What more advantageous minhash over simhash?

1.6k Views Asked by At

I am working with simhash but also see minhash is more effective.
But I don't understand.
Please explain for me: What more advantageous minhash over simhash ?

2

There are 2 best solutions below

0
On

In simhash, we do not need to store hyperplanes. It has slightly worse error bounds.Simhash lecture

3
On

Simhash is faster and typically has smaller memory requirements than minhash, but it is limited by the fact that it can only detect very close similarities. If two items differ more than a small amount, their similarity will not be detected. Minhash, on the other hand, can be used to detect even quite distant similarities, such as items that have only 5% similarity to each other. Simhash is also a little more complex to understand.

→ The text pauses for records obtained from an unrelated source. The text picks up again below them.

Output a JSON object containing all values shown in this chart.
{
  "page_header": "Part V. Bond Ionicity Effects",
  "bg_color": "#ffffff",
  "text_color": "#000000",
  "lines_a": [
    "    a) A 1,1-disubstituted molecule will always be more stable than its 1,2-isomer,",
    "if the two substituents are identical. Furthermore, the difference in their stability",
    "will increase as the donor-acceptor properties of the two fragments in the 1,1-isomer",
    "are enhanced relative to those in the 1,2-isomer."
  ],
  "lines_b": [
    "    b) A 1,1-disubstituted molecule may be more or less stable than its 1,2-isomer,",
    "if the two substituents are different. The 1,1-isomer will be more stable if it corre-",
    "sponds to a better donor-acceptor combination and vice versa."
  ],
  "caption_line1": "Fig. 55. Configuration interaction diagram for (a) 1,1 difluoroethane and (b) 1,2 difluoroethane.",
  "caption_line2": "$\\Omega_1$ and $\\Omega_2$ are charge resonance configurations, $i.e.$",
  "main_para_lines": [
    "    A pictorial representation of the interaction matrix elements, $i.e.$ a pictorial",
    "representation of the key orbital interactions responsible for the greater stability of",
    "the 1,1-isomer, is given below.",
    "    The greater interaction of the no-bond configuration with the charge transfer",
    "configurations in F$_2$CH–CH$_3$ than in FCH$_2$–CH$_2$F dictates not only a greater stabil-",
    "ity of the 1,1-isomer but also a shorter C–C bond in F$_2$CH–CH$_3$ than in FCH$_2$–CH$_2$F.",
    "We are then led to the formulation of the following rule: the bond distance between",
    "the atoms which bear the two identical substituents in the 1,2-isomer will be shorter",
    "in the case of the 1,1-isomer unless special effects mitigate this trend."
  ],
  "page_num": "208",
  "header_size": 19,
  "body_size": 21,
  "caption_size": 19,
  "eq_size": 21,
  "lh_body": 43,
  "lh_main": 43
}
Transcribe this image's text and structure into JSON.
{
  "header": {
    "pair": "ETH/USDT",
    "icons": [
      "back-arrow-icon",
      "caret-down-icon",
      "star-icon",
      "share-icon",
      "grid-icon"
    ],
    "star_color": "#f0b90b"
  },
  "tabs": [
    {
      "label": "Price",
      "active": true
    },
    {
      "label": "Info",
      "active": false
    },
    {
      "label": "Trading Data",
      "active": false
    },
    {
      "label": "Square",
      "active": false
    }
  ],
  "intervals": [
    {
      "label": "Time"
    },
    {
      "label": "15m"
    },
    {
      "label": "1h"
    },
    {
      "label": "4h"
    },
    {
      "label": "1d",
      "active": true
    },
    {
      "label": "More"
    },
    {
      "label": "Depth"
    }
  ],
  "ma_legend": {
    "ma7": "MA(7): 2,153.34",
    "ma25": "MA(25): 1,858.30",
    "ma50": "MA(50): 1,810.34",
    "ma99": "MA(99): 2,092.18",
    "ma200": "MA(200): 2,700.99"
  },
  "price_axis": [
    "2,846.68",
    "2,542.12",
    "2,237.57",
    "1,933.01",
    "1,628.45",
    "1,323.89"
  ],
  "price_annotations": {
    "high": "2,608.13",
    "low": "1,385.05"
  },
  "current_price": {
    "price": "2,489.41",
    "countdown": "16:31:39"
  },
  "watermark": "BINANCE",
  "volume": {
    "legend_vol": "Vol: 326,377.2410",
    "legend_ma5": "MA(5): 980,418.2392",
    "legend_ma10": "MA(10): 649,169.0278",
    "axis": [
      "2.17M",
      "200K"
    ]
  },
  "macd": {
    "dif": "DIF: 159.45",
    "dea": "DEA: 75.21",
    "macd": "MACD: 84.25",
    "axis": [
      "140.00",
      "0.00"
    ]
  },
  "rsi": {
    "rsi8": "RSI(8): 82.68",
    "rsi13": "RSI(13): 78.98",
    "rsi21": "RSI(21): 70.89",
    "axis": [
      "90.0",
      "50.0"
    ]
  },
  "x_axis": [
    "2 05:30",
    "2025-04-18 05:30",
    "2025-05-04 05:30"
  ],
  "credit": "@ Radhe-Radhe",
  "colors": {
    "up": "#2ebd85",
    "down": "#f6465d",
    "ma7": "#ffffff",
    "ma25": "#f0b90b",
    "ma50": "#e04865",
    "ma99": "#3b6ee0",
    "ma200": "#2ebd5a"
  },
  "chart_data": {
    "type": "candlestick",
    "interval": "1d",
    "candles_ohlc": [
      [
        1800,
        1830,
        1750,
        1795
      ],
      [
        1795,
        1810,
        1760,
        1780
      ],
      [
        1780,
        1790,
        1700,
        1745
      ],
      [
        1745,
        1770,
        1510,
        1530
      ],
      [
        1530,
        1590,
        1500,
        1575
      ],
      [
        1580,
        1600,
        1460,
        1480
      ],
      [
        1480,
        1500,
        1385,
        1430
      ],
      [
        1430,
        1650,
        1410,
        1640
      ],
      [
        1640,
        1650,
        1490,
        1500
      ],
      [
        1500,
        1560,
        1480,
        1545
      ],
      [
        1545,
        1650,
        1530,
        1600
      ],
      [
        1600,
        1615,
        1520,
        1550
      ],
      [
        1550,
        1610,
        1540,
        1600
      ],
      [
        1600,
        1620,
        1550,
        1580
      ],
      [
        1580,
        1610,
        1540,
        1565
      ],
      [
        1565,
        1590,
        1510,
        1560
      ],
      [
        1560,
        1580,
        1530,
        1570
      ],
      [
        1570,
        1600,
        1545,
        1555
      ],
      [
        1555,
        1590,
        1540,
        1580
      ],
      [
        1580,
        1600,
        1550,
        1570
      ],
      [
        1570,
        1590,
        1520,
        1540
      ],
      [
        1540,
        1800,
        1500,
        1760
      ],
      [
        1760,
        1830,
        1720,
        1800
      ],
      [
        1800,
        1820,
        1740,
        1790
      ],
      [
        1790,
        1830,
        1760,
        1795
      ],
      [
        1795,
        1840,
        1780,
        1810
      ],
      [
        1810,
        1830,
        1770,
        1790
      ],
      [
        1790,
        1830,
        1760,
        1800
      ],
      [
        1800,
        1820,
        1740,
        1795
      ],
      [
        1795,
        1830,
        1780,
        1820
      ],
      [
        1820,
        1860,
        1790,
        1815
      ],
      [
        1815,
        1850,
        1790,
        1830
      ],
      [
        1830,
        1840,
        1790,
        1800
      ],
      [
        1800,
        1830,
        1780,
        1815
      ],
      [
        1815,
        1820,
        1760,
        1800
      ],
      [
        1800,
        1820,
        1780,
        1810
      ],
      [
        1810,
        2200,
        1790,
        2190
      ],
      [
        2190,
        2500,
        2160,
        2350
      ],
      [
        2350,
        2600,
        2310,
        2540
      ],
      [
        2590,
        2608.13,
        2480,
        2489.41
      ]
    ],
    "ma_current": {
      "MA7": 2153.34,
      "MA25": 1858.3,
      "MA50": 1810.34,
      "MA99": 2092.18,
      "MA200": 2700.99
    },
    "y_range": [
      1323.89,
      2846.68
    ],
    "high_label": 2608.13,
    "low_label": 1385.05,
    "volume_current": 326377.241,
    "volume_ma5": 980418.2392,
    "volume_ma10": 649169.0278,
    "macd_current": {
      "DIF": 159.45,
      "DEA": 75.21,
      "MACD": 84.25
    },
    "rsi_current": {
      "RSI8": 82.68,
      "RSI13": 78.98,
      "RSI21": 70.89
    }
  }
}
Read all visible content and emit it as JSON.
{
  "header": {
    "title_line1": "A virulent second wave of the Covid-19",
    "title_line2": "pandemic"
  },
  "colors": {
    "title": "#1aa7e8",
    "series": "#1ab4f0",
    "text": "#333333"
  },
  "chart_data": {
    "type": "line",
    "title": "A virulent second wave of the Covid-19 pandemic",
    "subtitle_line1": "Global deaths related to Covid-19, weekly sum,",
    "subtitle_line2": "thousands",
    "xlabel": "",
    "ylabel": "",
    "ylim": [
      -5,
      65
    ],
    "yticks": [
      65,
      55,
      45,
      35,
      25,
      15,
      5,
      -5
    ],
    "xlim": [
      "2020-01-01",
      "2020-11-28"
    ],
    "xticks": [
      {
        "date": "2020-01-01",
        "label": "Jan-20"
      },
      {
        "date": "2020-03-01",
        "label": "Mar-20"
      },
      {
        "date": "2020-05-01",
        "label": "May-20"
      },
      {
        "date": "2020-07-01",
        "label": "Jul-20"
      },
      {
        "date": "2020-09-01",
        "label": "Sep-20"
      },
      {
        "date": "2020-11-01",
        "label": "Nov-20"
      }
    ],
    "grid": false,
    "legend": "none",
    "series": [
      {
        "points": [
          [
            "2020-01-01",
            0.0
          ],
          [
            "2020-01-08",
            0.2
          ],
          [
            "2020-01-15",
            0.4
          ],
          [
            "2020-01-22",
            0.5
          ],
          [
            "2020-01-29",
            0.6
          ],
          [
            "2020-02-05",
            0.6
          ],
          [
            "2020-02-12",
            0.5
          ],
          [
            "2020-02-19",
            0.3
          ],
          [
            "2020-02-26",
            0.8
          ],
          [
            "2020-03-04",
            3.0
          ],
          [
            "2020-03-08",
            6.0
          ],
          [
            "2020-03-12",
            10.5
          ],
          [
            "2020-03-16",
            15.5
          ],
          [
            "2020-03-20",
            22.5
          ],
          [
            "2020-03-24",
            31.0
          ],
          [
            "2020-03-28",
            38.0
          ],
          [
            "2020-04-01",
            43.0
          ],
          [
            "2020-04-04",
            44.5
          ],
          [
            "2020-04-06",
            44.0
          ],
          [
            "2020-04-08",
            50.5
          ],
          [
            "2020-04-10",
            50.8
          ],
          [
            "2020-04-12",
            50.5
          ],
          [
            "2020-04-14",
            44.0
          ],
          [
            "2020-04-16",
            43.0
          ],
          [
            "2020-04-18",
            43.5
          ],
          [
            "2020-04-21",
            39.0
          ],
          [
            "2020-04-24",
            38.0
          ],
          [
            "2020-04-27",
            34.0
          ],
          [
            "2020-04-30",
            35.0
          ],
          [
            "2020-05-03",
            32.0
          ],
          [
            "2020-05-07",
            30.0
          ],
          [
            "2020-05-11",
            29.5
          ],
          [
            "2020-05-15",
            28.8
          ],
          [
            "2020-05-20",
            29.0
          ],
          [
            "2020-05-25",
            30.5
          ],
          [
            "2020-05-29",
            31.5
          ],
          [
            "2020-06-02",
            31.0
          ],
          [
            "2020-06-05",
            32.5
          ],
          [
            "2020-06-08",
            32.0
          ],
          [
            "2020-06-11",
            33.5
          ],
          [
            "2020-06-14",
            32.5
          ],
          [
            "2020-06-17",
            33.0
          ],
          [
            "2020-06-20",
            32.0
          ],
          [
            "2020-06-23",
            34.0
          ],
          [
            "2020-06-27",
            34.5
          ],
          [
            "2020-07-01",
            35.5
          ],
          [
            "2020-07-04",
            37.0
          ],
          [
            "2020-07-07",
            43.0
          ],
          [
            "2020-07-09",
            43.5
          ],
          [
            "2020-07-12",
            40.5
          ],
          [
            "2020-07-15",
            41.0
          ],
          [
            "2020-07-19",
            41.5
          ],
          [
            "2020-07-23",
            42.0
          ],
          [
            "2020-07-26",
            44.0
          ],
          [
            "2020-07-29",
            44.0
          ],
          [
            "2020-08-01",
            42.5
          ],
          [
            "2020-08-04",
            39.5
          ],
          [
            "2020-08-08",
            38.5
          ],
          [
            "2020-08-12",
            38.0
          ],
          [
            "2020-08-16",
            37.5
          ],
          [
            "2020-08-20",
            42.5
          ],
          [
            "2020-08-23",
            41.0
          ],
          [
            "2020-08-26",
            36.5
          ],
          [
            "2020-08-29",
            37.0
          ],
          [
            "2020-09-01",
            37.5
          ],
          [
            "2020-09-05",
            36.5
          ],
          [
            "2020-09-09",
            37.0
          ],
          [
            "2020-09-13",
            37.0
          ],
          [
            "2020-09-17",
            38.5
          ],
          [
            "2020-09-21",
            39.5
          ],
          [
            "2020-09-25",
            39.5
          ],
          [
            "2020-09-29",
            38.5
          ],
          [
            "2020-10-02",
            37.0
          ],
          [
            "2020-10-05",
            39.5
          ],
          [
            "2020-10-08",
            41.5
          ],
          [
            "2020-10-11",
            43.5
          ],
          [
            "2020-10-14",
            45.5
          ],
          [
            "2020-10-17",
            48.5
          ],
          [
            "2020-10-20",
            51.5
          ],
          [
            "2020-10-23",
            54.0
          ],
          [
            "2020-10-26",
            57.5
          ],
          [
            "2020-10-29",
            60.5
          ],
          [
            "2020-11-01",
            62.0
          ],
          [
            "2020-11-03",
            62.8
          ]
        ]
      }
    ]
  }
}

Minhash relies on generating multiple hashes per item, e.g. commonly somewhere between 20 and 400 64-bit hashes. These hashes all need to be stored, along with the ID of the item they belong to, indexed by hash. To find all items that have e.g. 50% estimated similarity to a given item, you must find all other items that share at least 50% of the given item's hashes. This may involve enumerating a fairly large number of hash-itemID pairs.

Simhash, on the other hand, only uses a single hash per item, e.g. a 64-bit hash; and this hash is generated such that very similar items will have hashes with very similar bit-patterns. This hash must be stored (along with the item's ID) in multiple tables (e.g. 8 different tables), each table permuting the hash's bits in different ways, and each table sorting the permuted hashes in numeric order. Using multiple tables enables a clever trick whereby you can rapidly find all hashes that differ by at most k bits from a given hash; the trouble is that k cannot be large: depending on how many items you expect to store, how many bits are in the entire hash, and how many tables you can keep in memory, k might be as low as 3 or possibly as high as 6 or 7. See this explanation of simhash.

Minhash and simhash both depend for their speed on having their tables held in main memory, though both are capable of being split across multiple machines if you need to overcome memory restrictions. The method of creating a simhash is covered by a patent held by Google, though they seem to permit at least non-commercial use of the algorithm.